Надя была готова провалиться сквозь землю, но пригвождённая десятками пар глаз, сидела не шелохнувшись.
— Дорогуша, нам не нужны вирусы в нашем тесном коллективе. Наберитесь смелости и вперёд.
Наде хотелось крикнуть: я наврала — я не больна, но она промолчала. Ей хотелось плакать, но она улыбнулась.
— Мы подождём.
Это всё равно, что делать самой себе укол, действовать надо быстро и без сомнений. Она это сделала, преодолев рвотные позывы, как того требовала скандирующая толпа «до дна». Из глаз брызнули слёзы, огнём воспылало горло, но честь была спасена. Надя даже не слышала какой тост прозвучал, только радостное «ура», подхваченное большинством.

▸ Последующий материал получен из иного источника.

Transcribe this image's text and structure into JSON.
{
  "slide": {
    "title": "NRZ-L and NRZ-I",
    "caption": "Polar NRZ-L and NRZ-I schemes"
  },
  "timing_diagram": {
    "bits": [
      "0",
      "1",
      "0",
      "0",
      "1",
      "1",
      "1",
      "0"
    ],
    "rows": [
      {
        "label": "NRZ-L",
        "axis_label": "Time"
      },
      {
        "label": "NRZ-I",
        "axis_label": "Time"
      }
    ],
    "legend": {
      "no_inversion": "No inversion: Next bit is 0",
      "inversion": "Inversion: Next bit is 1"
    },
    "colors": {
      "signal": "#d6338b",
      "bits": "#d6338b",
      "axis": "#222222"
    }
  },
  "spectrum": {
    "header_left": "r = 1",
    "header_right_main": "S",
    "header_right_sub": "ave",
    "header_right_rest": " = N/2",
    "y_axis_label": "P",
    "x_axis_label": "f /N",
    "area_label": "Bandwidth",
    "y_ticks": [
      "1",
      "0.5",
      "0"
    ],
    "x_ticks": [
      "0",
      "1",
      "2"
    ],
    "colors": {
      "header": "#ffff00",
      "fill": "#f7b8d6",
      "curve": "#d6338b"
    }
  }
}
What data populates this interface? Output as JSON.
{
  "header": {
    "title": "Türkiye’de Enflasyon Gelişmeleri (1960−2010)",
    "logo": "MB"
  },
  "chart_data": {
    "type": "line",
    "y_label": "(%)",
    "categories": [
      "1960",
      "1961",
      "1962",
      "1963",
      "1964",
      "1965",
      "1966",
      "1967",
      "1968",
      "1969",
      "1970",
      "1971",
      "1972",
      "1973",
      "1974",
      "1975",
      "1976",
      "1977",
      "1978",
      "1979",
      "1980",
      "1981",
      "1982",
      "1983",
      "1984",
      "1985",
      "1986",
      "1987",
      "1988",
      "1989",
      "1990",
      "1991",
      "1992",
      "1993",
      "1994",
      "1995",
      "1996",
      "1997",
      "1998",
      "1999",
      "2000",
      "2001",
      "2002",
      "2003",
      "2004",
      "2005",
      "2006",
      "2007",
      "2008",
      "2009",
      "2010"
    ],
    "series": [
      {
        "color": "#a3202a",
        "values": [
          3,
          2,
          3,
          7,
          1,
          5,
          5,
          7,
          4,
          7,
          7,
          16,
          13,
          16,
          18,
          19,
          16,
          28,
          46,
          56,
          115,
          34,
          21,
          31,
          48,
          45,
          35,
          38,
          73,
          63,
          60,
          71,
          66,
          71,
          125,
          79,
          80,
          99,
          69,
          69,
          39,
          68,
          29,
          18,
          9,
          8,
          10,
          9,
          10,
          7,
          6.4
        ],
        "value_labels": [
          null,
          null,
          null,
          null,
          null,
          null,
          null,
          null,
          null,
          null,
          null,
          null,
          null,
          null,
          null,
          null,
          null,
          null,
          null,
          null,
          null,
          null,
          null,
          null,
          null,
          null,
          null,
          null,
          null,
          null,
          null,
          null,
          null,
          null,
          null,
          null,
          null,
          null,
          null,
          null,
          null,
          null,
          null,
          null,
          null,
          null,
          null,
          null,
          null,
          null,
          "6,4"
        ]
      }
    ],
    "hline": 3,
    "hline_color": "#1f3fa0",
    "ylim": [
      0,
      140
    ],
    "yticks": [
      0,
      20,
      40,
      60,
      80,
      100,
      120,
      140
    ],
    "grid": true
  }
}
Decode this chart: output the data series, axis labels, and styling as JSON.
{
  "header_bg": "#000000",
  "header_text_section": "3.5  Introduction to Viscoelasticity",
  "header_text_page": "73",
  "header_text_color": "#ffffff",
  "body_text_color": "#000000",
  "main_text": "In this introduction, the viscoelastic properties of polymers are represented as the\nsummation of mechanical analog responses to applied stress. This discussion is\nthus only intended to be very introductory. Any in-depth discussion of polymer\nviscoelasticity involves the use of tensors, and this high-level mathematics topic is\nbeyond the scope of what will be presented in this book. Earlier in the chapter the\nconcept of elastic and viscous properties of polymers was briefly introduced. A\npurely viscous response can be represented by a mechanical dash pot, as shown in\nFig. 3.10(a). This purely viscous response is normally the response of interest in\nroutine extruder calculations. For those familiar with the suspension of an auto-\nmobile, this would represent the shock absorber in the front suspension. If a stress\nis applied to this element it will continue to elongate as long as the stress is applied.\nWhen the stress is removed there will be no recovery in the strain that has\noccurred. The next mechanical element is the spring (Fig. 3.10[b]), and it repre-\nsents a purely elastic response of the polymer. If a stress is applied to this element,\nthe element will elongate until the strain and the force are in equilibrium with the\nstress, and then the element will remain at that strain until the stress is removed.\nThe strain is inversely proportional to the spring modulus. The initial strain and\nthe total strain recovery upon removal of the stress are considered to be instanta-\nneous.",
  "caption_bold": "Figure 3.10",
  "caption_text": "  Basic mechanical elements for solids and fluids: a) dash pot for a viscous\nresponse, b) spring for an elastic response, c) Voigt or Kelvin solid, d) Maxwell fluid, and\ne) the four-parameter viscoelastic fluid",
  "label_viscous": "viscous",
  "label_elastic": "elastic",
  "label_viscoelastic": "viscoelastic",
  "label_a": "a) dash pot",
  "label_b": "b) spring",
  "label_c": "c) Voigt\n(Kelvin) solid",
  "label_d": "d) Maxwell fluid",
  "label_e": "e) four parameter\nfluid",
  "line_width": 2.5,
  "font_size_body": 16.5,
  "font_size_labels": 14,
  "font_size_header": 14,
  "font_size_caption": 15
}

Заботливые Терентий Игнатьевич и Раиса Анатольевна с двух сторон пытались накормить Надежду, но этот трюк им уже не удался. Есть не хотелось, стыд, как и злость, прошли, стало тепло и весело.
Тосты следовали один за другим, народ торопился поднять градус. Впереди целых пять дней выходных и никто не хотел потерять ни минуты драгоценных праздников.
Виктория, наконец дорвавшись до подруги, уговаривала её хотя бы не курить, но разве это возможно, когда все курят, что это была глупость, Надя поняла потом, когда ноги отказались слушаться её, но было поздно. И конечно же, когда народ пошёл плясать, Надя совершила третью ошибку, присоединившись к ним, она явно переоценила свои силы.
Дальнейшее празднование, песни под гитару, игра в «фанты» и «бутылочку» уже протекало без Надиного участия.